By Ikechukwu Nnochiri
ABUJA — Determined to prove its allegation that Senator Mohammed Ali Ndume had a convivial relationship with the Boko Haram Islamic sect before he was apprehended by security agents on November 21, 2011, the Federal Government, yesterday, called a witness that testified against him before a Federal High Court sitting in Abuja.
The witness, Mr Abdulkareem Farouk Dauda, who is a lead investigative officer with the State Security Service, SSS, yesterday, gave graphic account of the processes that culminated in the arrest and subsequent detention of the embattled lawmaker representing Borno South Senatorial District.
Dauda, who is the first prosecution witness, PW-1, told the court that Ndume was hulled in for interrogation, after the convicted self-confessed spokesman of the sect, Ali Umar Konduga, insisted that he was one of their sponsors.
Led into evidence by the prosecuting counsel, Mrs I.I Idevba, the witness told the court that he was part of the team that on November 23, 2011, searched the house of the accused person at 30, Moses Adasun Close, Apo legislative quarters, where he said some indicting documents were secured by the SSS.
He further told the court that upon his arrest, Ndume made four separate statements, where he allegedly explained how he was contacted by members of the sect.
The said statements were, yesterday, admitted into evidence and marked as exhibits B1 to B4, by trial Justice Gabriel Kolawole.
SSS yet to probe Sambo’s involvement
Nevertheless, the witness told the court that the SSS was yet to investigate Ndume’s allegation that the Vice President, Namadi Sambo, was aware of his involvement with members of the Jammatul Sunnah Walid Jihad, otherwise known as Boko Haram.
Specifically, Ndume who is answering to a four-count criminal charge, had in his statements, maintained that the reason the sect approached him was as a result of his being a member of the Presidential Committee that was inaugurated on August 2, 2011, with a view to addressing the security challenges in the North Eastern part of the nation.
He said the first telephone exchange between him and the sect was on October 4, 2011, two months into the committee’s work.

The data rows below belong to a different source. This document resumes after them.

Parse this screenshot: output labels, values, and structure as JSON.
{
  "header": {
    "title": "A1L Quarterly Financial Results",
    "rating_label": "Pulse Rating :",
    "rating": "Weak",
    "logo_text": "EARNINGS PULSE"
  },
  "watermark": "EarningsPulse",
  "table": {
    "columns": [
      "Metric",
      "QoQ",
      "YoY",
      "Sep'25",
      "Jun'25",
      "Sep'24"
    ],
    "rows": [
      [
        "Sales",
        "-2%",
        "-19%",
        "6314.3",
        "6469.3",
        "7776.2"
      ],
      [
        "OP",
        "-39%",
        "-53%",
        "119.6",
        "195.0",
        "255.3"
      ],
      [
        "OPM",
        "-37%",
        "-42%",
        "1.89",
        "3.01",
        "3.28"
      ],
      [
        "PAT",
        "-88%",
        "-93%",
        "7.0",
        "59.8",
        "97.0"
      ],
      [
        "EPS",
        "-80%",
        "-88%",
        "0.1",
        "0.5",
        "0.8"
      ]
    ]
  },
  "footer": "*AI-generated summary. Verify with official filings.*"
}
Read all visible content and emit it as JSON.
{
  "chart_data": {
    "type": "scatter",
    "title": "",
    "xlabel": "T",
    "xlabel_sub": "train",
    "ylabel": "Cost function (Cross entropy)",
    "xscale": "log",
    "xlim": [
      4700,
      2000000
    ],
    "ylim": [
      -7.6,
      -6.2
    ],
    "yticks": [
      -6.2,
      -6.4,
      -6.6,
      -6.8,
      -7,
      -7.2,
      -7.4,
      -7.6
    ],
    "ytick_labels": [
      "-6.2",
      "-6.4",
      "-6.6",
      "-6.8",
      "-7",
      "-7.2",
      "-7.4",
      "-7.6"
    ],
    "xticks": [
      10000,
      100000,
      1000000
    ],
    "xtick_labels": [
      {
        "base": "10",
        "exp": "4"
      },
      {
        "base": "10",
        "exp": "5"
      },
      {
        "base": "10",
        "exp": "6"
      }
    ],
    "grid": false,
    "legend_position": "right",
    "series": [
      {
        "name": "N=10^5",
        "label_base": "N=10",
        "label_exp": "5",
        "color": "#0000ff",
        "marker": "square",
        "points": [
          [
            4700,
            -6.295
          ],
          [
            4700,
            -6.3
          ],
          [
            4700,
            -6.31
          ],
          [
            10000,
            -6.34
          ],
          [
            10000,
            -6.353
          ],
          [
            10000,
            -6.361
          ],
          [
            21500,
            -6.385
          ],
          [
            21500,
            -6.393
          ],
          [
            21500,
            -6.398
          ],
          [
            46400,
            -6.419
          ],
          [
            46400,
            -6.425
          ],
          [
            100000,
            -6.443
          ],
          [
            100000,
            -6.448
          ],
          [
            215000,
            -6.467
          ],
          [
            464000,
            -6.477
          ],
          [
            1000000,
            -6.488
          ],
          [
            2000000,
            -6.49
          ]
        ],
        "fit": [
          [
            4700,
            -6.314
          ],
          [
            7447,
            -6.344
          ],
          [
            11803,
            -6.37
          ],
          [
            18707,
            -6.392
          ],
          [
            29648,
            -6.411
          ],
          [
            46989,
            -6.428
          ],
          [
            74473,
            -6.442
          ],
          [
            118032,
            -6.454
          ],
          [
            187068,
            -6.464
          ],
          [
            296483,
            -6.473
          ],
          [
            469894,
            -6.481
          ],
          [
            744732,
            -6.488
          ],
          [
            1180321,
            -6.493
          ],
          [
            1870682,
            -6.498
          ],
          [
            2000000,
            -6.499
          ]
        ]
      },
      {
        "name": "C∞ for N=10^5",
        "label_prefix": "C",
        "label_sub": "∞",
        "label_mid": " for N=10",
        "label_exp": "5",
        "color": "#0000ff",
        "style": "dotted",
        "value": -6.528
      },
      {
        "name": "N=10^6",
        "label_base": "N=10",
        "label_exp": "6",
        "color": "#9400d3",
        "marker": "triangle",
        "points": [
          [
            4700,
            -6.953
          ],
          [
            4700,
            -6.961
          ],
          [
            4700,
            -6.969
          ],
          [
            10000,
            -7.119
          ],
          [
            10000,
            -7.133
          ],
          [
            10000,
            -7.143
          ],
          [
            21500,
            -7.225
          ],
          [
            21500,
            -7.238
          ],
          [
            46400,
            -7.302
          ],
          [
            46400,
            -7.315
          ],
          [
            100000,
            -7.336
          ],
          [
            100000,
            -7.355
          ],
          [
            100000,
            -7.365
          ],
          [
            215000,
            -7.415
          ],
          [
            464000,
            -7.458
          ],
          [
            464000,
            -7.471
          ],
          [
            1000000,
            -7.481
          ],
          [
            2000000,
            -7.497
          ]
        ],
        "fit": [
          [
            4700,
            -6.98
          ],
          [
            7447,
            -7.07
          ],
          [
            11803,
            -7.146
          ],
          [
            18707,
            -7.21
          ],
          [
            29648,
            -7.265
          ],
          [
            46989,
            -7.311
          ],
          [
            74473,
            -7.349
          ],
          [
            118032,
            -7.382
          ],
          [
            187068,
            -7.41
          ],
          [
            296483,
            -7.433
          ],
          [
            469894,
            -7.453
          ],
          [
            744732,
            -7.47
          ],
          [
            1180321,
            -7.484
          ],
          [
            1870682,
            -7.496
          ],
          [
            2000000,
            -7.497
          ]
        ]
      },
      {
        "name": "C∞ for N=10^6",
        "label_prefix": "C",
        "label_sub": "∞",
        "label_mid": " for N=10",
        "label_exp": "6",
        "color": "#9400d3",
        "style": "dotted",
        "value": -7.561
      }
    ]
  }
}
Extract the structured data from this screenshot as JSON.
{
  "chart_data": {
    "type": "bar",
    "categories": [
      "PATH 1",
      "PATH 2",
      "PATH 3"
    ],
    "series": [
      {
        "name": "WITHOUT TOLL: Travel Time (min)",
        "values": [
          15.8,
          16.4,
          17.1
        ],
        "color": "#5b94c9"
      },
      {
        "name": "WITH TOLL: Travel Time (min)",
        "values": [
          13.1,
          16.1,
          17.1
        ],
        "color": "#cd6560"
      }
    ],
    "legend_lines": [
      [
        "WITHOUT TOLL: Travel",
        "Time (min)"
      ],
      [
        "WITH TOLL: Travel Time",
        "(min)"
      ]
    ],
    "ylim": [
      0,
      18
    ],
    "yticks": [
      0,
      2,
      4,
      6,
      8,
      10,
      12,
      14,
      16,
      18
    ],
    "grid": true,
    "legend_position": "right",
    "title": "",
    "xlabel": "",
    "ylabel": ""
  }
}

In a 24-paragraph affidavit he deposed before the court, Ndume said after the sect approached him, “he promptly informed one Usman, who represented the SSS before the Presidential Committee of his contact with the said Jammatul Sunnah Walid Jihad (otherwise known as ‘Boko Haram’ sect) and also other members of the committee.
“He also informed the Director of State Security Service of his interaction with the said “Boko Haram” sect and forwarded a copy of the DVD he obtained from the sect to the Director of SSS for review.
“The Vice President of the Federal Republic of Nigeria, His Excellency Namadi Sambo, is also aware that he was in contact with the Jammatul Sunnah Walid Jihad (otherwise known as ‘Boko Haram’).”
When the defence counsel, Chief Ricky Tafa, SAN, asked why the allegation made against the Vice President Sambo was not given any consideration, the witness said his team was not mandated to delve into that aspect of the matter.
He said: “The accused was assigned to my team by extension after he had a discussion with our superior officer who was the chairman of the investigative panel. I was instructed as a member of that team to take him to the interview room where I provided him with stationery he used to write his statement.”
Ndume begs for leave to travel abroad
Meanwhile, the court, yesterday, adjourned till July 10 to hear a fresh motion filed before it by the embattled lawmaker who is begging the court to allow him to travel abroad for the lesser Hajj.
Sequel to objection raised against the motion by the prosecuting counsel, Justice Kolawole gave the Federal Government 72 hours to file a formal opposition to the application.
Ndume was accused of furnishing the Boko Haram sect with classified information that aided their terrorist operations in the country.
He was arrested by the SSS on November 21, 2011 and docked before the high court on December 12, sequel to his indictment by Konduga, who fingered him as one of their major sponsors.
According to the federal government, the offence he committed was contrary to section 7(1) (b) of the Terrorism (Prevention) Act, 2011 and punishable under Section 7(1) of the same Act.
Ndume has since asked the court to quash the charge against him for want of incriminating evidence.